In trying to fight Trump from a mayor's office, Murray isn't alone. For at least two years, New York City Mayor Bill de Blasio has been trying to harness mayors into a coalition fighting for protections for immigrants and other policies. That work gained a new urgency with Trump’s win. “In conference calls and informal meetings,” the New York Times reported in December “mayors from Seattle to New Orleans have been discussing how to best position their cities as a kind of bloc of island nations, with shared concerns over the prospect of diminished federal support for urban centers, and of major shifts in policy on immigration, public safety and climate change.”

Indeed, cities overwhelmingly supported Hillary Clinton and they will be the hotbeds of resistance against Donald Trump. But for Murray, the mayor of one of the nation's fastest-growing cities, this situation represents both his biggest opportunity and his biggest risk for failure.

To truly be a Sanctuary City (an often-used phrase that actually has no standard definition), Seattle must also be a city that is affordable and accessible for vulnerable people. It must be a place that respects civil rights despite income level.

Questions about homelessness and housing affordability—whether Murray is doing enough to address those challenges, and whether he is caving to anti-progress naysayers in the process—have defined his first term. They will be central to his reelection bid this year.

More importantly, these questions will determine whether cities like Seattle and mayors like Murray can live up to their promises to lead the fight against Trump's agenda.

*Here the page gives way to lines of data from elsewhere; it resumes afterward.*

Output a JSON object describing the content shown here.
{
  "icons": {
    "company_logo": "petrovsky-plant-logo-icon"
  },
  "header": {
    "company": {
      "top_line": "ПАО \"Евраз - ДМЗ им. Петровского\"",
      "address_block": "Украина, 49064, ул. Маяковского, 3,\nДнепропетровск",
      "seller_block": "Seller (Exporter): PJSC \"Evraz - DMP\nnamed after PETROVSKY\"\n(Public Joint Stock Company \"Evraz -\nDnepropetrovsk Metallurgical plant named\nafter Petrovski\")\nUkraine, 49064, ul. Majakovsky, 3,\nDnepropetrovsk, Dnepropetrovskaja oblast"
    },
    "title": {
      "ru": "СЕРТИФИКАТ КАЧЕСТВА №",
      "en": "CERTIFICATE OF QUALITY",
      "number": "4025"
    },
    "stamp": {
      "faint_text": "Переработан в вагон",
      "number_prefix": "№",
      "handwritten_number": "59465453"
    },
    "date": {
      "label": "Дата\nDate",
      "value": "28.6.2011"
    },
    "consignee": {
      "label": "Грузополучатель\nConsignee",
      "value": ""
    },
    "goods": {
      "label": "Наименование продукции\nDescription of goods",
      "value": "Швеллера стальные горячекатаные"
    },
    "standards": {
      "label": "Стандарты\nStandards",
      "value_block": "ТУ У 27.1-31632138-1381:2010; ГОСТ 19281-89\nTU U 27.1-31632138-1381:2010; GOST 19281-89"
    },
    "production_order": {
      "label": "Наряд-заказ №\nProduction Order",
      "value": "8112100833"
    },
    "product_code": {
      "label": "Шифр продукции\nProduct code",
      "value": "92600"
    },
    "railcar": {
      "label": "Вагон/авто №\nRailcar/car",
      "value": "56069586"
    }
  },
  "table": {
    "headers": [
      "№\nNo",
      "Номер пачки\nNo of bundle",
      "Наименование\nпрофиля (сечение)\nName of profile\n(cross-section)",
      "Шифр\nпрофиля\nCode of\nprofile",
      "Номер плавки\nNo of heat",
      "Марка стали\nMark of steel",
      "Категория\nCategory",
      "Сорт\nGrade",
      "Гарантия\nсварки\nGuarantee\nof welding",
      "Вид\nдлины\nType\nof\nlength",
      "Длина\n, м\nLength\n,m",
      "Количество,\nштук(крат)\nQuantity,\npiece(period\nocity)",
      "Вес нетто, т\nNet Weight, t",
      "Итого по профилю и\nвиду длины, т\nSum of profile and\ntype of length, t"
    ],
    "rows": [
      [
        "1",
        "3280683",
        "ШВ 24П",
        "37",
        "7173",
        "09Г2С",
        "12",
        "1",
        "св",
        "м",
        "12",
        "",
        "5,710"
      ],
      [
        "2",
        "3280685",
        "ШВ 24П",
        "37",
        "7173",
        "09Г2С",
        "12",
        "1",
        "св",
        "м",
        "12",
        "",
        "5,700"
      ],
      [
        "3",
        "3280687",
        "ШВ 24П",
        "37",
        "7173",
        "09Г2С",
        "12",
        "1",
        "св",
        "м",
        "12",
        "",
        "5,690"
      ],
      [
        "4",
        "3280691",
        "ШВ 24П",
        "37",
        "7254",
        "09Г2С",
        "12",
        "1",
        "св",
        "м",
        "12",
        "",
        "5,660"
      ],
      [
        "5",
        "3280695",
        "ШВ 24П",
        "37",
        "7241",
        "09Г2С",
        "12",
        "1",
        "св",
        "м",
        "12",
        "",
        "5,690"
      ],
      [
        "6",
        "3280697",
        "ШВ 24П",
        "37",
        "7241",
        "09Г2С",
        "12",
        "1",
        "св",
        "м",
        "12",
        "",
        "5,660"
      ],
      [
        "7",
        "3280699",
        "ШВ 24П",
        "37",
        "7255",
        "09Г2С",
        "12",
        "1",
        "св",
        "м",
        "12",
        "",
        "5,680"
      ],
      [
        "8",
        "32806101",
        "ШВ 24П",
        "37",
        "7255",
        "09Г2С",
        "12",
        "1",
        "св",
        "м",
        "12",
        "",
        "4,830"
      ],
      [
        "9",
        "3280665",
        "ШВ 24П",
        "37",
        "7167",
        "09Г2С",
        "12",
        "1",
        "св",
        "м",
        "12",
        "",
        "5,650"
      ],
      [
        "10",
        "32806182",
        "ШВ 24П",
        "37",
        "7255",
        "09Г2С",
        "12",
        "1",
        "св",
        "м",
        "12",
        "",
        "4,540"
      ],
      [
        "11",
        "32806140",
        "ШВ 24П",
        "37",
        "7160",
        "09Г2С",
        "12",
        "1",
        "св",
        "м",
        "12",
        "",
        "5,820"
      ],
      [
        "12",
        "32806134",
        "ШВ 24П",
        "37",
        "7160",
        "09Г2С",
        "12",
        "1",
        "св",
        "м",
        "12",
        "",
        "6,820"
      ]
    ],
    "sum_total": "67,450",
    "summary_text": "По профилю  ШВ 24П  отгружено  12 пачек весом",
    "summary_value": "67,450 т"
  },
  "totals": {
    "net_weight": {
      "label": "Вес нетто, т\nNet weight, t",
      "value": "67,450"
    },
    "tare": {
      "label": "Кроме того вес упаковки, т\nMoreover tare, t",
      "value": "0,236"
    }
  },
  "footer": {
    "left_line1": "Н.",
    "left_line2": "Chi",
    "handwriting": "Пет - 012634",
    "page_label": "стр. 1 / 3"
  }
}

MURRAY ON THE NEED FOR DEMOCRATS TO CONNECT

As he diagnosed the failures of the Democratic Party, Murray repeated a familiar talking point among the infighting left: Democrats didn’t talk enough about jobs.

“Not just jobs, but good paying jobs,” Murray said. “We [Democrats] should congratulate ourselves for saving this economy, but we shouldn’t congratulate ourselves for closing the income inequality gap. That’s jobs, and for me that’s the missing discussion. It’s not about, 'Should we move to the center or should we move to the left?' We’re not talking about what people need to talk about.”

Take Grays Harbor County, Washington, where Trump was popular

“What I heard from folks [there] is their wages are poor, their housing stock is poor, they’re worried about education,” Murray said. “What are we working on in Seattle? Raising the minimum wage, affordable housing… pre-k. The same things. But they view us in Grays Harbor County as kind of self-righteous and elitist. We actually believe in the same things and somehow we’ve got to figure out how to connect with the other people who are suffering, who are being screwed by the system.”


MURRAY ON ANGRY POLITICIANS

I ask Murray, who’s notorious in Seattle political circles for his temper, if he has any advice for Donald Trump on controlling his anger. He doesn’t bite.

“You know, it’s interesting because when I’m here I realize—east coast, you know—in Seattle I’m considered kind of bold and here i’m kind of the meek, quiet mayor."

He pauses for a long time. “You know, I’ve never met the guy. I’m told that one-on-one he’s pretty pleasant… Which tells me, if that’s the case he’s a bully and most bullies are chickens, which means we need to confront him hard.

“You know, I’ve been in elective office for 21 years and people say things about you and you’ve just got to get over it. Every elected official I know at some point early on personalizes it, but as time goes on, you learn to let go of it. The disadvantage [Trump] has is he’s never been in public office.”